Кем она была для Фёдора? Праздничным фейерверком, на минуту освещающим серые лица, замученные рутиной быта, разноцветными огнями, сменяющими друг друга и окрашивающими тени на лице отблеском ёлочных гирлянд из фонариков, мигающих с частотой биения сердца? Она никогда не забудет тот испуг на лице Фёдора, когда она подошла к нему сзади, увидев склонившийся над книгой любимый затылок в Центральной библиотеке, где они договорились встретиться, и положила руки на сгорбленные плечи. Он тогда дёрнулся, как от электрического удара, воровато озираясь в сторону, совсем противоположную от неё, и сказал, что он скоро выйдет из читального зала и пусть она подождёт его внизу. Как оказалось тогда, в том зале сидел его коллега с кафедры и Фёдор не хотел «светиться». Это было нормально и разумно, но почему-то сердце в горькой обиде, дрожащее, как вымокшая кошка, забилось в тёмный угол, уткнувшись носом в пыльную холодную штукатурку, и там сдерживало свои всхлипы, натужно качая пересыщенную адреналином кровь.
Пять лет тянулась эта её жизнь с бегством в столицу и приездом Фёдора в гости. В очередное лето, катившееся по земле удушливым дымным клубком торфяных пожаров, Фёдор к ним на дачу не приехал. Их общий знакомый из той компании, где они когда-то познакомились под плач гитарных струн, сказал, что он развёлся и женится на дочке какого-то босса в местной администрации… Через два месяца они получили от Фёдора открытку, в которой тот писал о своих непростых переменах в жизни: о том, что у него родился сын и о том, как всё это тяжело, маленький ребёнок… Открытка была вся помята, будто её месяц носили в кармане брюк и постоянно нервно тискали в кулаке, засунув руку в карман. Край открытки был обожжён, словно её держали над зажигалкой или свечой, собираясь спалить и не посылать вовсе, а потом пожалели написанных слов и послали по любимому адресу…
Слёзы закапали, точно из распаявшейся газовой колонки, перегретой до плевания паром. Она чувствовала себя, как девочка в начале её семейной жизни, стоящая посреди затопленной кухни и не знающая, чем и как собирать набегающую воду.
В тот день будто ампутировали половину её сущности. Она знала, что уж ТАМ ничего нет и никогда не будет, но она чувствует, как болит отрезанная половина. Пустота ноет, токает, не даёт спать по ночам, и она теперь нестерпимо боится произнести имя «Фёдор», когда Андрей ей дышит жарко в ухо.

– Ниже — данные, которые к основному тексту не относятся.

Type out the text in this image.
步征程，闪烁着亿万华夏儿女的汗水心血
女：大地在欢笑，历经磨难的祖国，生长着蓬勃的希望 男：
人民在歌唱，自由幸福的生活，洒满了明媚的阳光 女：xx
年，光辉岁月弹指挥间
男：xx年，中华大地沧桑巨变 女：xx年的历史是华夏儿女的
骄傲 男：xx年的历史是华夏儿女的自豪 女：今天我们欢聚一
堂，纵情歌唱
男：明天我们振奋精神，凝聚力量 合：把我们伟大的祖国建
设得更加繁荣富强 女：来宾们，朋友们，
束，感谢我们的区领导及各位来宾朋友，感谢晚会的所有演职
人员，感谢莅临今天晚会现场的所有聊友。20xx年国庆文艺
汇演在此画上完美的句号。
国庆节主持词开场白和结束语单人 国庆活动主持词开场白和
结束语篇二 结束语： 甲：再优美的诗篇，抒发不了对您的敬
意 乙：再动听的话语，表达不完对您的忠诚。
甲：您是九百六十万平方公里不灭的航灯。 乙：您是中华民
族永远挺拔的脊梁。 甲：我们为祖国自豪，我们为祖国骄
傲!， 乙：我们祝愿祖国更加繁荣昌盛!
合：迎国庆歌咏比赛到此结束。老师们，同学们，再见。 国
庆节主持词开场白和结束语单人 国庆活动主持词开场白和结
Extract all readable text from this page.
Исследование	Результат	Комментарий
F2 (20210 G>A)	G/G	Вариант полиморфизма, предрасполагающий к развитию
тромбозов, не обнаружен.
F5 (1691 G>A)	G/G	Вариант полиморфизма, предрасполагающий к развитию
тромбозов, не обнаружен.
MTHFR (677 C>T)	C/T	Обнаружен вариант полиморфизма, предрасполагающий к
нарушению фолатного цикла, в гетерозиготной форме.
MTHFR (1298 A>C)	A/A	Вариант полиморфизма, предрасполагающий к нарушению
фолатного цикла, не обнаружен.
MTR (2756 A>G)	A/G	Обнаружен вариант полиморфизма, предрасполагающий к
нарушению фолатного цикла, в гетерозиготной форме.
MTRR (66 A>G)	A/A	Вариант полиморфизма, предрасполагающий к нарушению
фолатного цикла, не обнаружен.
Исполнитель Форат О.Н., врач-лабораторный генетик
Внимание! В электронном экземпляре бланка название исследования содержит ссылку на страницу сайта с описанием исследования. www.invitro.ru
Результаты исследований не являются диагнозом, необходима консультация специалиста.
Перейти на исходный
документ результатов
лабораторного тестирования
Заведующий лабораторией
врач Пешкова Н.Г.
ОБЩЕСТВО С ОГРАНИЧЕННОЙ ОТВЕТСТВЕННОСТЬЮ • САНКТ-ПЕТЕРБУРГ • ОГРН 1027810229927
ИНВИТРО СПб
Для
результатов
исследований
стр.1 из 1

Фёдор звонил несколько раз Андрею после этого ещё, они о чём-то там разговаривали, но для неё это уже не имело никакого веса – веса, который она чувствовала, будто тельце птицы в ладони, что подняли с пола, когда та разбилась о стекло, заглядевшись на отражавшийся в нём полёт облаков. Птица сидела нахохлившаяся, но живая и почему-то не улетала – то ли не могла оправиться от удара, то ли переломала крылья и была больше не способна летать, а только могла падать камнем вниз, ровно сердце от горьких вестей.
Через год Лида забеременела Гришей, жизнь окончательно вошла в свои глубокие берега, весенние разливы делали её только шире и спокойней.
Иногда она перебирала письма Фёдора, перечитывала пожелтевшие страницы, пытаясь прочитать и разглядеть то, что видела в чёрном омуте глаз, расширяющимся кругами по воде, будто от брошенного камушка её видения, и рыжее пламя костра отражалось в подёрнутом рябью кривящемся зеркале воды.
Спустя годы она услышала от мужа, что Фёдор стал крупным учёным, защитил докторскую, стал даже член-корром и писателем.